Já em uma das Aldeias Infantis SOS Brasil, que fica na Asa Norte, o sistema de acolhimento é diferente. Lá, o abrigo consiste em uma espécie de condomínio. Cada mãe social fica responsável por uma casa e recebe, em média, nove crianças e jovens. Daí em diante, cada lar é gerido por uma mãe social, que também fica responsável por todos os cuidados relativos aos residentes. A pernambucana Humberta Viana dos Santos, 47, é uma dessas mães sociais. Mal sabia que a profissão existia, quando conseguiu uma oportunidade de emprego e a abraçou sem hesitar. ;Cheguei a Brasília em 1995 e conheci as aldeias por meio de um primo. Cinco dias depois, comecei a trabalhar;, conta.

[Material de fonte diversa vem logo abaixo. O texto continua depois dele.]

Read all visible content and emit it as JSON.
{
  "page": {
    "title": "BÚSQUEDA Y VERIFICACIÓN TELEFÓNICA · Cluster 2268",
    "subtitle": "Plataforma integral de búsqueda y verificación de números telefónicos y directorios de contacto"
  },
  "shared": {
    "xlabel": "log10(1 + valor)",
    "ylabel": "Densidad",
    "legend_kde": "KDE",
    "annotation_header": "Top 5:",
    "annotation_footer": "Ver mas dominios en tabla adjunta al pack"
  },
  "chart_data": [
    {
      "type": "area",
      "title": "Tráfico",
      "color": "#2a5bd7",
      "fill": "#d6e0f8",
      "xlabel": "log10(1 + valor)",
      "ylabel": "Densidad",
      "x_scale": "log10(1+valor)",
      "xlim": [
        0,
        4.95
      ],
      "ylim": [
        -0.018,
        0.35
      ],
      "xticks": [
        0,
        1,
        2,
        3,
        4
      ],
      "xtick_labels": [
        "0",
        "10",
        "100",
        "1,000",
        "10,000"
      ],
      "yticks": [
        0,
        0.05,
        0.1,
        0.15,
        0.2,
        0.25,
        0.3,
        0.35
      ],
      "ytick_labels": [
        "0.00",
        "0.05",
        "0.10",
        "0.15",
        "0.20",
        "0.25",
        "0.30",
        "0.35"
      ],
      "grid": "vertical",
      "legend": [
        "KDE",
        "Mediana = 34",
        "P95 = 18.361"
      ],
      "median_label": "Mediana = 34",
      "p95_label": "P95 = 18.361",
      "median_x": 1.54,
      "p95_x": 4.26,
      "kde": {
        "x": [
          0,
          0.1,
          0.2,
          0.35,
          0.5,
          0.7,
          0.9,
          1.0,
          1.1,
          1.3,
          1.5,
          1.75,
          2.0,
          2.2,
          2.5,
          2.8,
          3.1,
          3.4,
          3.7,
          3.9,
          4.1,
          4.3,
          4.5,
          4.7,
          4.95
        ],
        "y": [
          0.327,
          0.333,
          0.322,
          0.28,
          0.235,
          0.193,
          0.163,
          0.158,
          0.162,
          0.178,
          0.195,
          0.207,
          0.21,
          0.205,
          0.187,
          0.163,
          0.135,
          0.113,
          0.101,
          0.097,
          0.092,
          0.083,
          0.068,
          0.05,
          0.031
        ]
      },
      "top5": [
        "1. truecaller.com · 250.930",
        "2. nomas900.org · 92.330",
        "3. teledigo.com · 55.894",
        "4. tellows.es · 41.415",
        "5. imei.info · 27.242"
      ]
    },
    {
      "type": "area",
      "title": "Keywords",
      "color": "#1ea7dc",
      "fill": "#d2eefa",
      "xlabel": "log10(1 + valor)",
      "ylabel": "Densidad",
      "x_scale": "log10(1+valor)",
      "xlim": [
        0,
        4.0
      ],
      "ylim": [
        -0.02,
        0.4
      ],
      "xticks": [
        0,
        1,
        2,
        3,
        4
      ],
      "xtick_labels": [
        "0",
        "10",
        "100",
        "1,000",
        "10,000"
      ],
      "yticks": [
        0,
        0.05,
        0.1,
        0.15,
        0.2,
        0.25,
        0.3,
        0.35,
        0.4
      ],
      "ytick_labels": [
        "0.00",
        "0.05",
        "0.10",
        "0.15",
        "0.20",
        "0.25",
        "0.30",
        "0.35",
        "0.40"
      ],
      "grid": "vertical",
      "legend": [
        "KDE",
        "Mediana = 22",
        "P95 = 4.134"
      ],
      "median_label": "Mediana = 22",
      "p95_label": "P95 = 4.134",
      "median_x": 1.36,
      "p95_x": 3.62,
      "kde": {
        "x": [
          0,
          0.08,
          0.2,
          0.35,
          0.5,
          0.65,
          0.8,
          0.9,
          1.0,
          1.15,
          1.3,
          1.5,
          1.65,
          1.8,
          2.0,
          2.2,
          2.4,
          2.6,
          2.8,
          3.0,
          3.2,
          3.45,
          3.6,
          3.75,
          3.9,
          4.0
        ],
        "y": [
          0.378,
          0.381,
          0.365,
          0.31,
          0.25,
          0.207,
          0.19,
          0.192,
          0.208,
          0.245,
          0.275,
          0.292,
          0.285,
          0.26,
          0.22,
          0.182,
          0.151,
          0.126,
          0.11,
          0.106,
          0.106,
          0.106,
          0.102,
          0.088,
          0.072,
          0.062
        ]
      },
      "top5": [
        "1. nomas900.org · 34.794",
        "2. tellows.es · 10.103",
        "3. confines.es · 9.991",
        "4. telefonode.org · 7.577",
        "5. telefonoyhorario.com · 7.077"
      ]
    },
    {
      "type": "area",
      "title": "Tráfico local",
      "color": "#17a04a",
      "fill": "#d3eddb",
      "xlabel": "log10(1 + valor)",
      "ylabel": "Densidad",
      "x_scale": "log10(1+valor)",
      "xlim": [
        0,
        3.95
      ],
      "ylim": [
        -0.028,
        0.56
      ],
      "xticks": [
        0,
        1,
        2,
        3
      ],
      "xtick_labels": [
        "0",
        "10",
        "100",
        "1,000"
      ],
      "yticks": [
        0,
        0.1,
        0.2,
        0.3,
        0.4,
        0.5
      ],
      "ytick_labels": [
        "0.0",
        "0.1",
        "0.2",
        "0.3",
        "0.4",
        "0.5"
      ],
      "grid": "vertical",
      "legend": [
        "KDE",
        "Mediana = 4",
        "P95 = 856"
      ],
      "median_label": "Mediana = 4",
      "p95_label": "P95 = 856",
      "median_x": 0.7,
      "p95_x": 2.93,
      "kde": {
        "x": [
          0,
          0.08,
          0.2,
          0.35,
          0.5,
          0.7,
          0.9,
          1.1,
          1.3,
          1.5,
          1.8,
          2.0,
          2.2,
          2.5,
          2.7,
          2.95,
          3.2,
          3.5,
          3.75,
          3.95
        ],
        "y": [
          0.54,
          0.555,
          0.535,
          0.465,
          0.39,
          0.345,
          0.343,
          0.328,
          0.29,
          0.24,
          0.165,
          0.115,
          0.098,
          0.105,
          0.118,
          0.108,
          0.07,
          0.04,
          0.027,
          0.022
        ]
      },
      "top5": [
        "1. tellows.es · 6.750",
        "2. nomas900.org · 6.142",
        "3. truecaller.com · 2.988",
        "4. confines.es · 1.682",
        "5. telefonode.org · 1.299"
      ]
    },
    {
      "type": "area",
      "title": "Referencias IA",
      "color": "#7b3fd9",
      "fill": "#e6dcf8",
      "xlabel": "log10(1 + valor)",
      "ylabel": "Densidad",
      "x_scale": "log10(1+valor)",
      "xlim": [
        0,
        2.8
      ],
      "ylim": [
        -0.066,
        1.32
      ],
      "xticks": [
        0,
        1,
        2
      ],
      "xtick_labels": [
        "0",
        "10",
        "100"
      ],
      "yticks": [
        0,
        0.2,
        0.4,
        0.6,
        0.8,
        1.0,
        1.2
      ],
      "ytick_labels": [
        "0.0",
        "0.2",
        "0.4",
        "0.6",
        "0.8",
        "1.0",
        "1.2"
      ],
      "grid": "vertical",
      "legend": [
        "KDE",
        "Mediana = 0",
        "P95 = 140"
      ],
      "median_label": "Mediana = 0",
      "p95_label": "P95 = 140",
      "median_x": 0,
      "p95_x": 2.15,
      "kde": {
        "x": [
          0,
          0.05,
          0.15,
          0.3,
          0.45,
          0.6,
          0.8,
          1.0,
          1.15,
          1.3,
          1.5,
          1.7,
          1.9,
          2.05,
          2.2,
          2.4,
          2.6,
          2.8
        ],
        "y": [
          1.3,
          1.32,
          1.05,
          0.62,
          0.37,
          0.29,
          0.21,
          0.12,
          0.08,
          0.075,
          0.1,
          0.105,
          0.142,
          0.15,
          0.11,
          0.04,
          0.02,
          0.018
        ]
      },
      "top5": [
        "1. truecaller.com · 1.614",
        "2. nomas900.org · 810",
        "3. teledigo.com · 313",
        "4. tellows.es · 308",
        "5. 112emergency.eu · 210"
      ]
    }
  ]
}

Sem filhos biológicos, ela resolveu adotar Daniel, 18, que fica com o tio enquanto Humberta está trabalhando. Por intermédio da aldeia, cuidou dele desde os 8 meses e, em 2012, decidiu adotá-lo de papel passado. ;Nunca tive tempo para pensar em filhos biológicos. Mas, com o meu filho, houve um afeto especial, ainda mais porque ele tinha perdido a mãe biológica;, recorda-se. Para ela, ser mãe social é uma missão de vida. ;É um serviço de dedicação 24 horas por dia. Os desafios surgem a todo momento, até porque cada criança tem sua personalidade, mas a gente aprende a lidar;, expõe.

Rosineide da Silva, 47, é mãe social substituta. Sua função é cuidar das crianças nas férias, folgas e eventuais ausências das mães fixas. Satisfeita com a vida sem filhos, ela já foi vendedora ambulante e passou anos trabalhando com serviços gerais. Hoje, garante que a profissão escolhida vai muito além do que as pessoas possam imaginar. ;A gente faz muito mais do que cozinhar, lavar roupas e limpar a casa. Nós formamos cidadãos. Se esses garotos crescerem e se tornarem pessoas honestas, nós já estaremos muito felizes;, argumenta.